Мы с женой соглашались с тем, что Жермону отъезд в Торку пойдет на пользу, но граф Ариго хотел подобной судьбы всем сыновьям Каролины. Врачи строжайшим образом запретили ему путешествовать, как верхом, так и в карете, и граф решил вызвать наследника к себе и устроить ему экзамен. Затем графу Ариго пришла в голову мысль совместить встречу со старшим сыном и празднование шестнадцатилетия Ги. Жермона он намеревался перевести в действующую армию, а Ги определить в оруженосцы к кому-то из высокопоставленных военных. Последняя мысль настолько завладела графом, что он не мог ни о чем другом говорить. Я и Каролина с ужасом ждали этого дня, не в силах помешать распоряжавшемуся судьбой нашего сына упрямцу.
До шестнадцатилетия Ги оставалось немногим более полугода, когда граф Ариго получил приглашение на прием в честь дня рождения Его Величества Фердинанда. Сам он ехать не мог, но настоял на том, чтобы поехали Каролина с младшими сыновьями. Я, как наставник, должен был сопровождать мальчиков. Мы были счастливы этой поездкой, казавшейся глотком благословенной прохлады после Заката, в котором мы пребывали с момента возвращения графа. Однако этот глоток счастья оказался последним.
Мы остановились в особняке Ариго на площади Леопарда. Каролина, исполняя волю графа и опасаясь дурного влияния на Ги и Иорама со стороны единокровного брата, навещала сына в гвардейских казармах.
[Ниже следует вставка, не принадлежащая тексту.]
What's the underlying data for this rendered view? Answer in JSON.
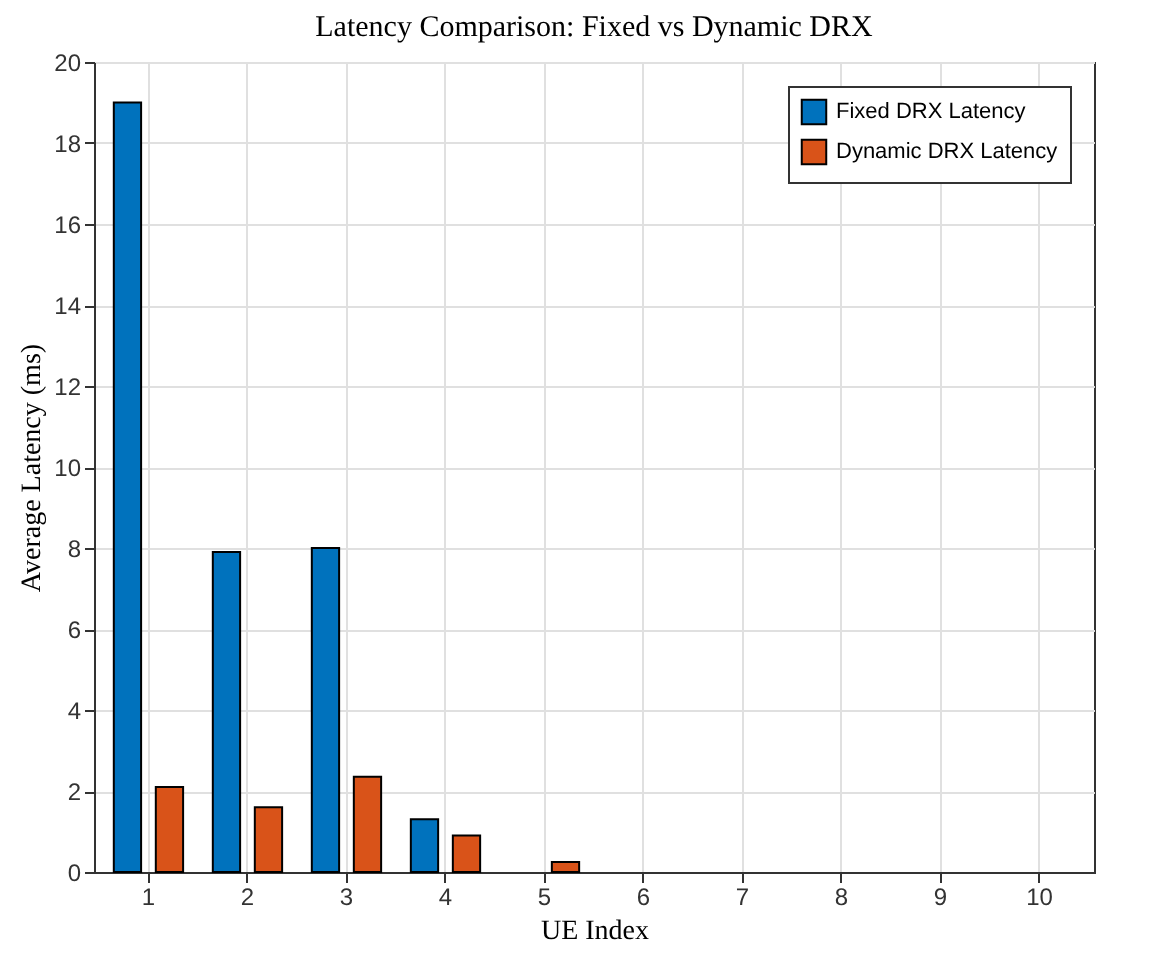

В первый же день она вернулась потрясенной сходством Жермона с отцом. Это сходство отмечали все, от командующего гвардией генерала Понси до Ее Величества Алисы, которую Каролина, отдавая дань благодарности, посетила в ее уединении. Я не знаю, кому из нас первому пришла мысль о том, что Ги и Жермон не должны встречаться при посторонних, а меня с мальчиками не должны видеть вместе.
Иорам был еще мал, и его лицо сохраняло детскую неопределенность, но Ги уже сформировался. Наше сходство было очевидным, в то время как в мое отсутствие Каролина могла объяснить внешность младших сыновей своим северным происхождением. Мы решили, что я не вернусь в Ариго, и Каролина написала несколько писем своим друзьям, у которых подрастали сыновья, предлагая мои услуги.
Понимая, что нам суждено расстаться, мы заметались, как часто случается с людьми, которые осознают надвигающуюся беду и пытаются предотвратить потерю самого дорогого в их жизни. Увы, судьба решительно ополчилась против нас. Ее перстом стал генерал Понси, нанесший визит графине Ариго. Увидев Ги и Иорама и поговорив с ними, Понси пошутил, что, если б не всем известная добродетель не покидавшей Гайярэ графини, он бы решил, что у Ариго всего один сын. Мы поняли, что нужно что-то предпринять. В этот вечер мы поссорились впервые с того дня, когда я написал Каролине оскорбительное письмо.
Утром моя жена сказала, что знает, кто нам поможет, и назвала имя графа Штанцлера, в то время еще не ставшего кансилльером. Я хорошо помнил этого вельможу, проводившего немало времени при дворе Ее Величества. Август Штанцлер никогда не пользовался успехом у дам, но охотно оказывал им услуги. У него была репутация человека отзывчивого и готового помочь всем, кто нуждался в его помощи. Я не думал, что Штанцлер сможет найти выход из нашего положения, но Каролина была о нем высокого мнения, и я не стал с ней спорить. Как ни странно, граф согласился нам помочь.
По его совету мы расстались. Каролина с мальчиками вернулась в Ариго, я остался в столице. При помощи Штанцлера мне удалось получить незначительное место в Академии, я надеялся, что ненадолго. Через полтора месяца меня разыскал наш покровитель и сообщил, что все уладилось: Жермон отправится в Торку, не повидавшись с отцом. Граф Штанцлер предупредил, что меня станут расспрашивать высокопоставленные лица и что мне следует выказать свою неосведомленность, но найти способ упомянуть о дурном самочувствии графа Ариго, вспышках необузданного гнева, которые имели место и в действительности, а также о том, что это случалось после получения писем из столицы. О наследнике графа мне не следовало говорить ничего, кроме правды, а именно – что юноша резок, неучтив, не склонен к наукам и дурно влияет на младших братьев. Мы проговорили более трех часов, обсуждая мои возможные показания и вспоминая нашу молодость.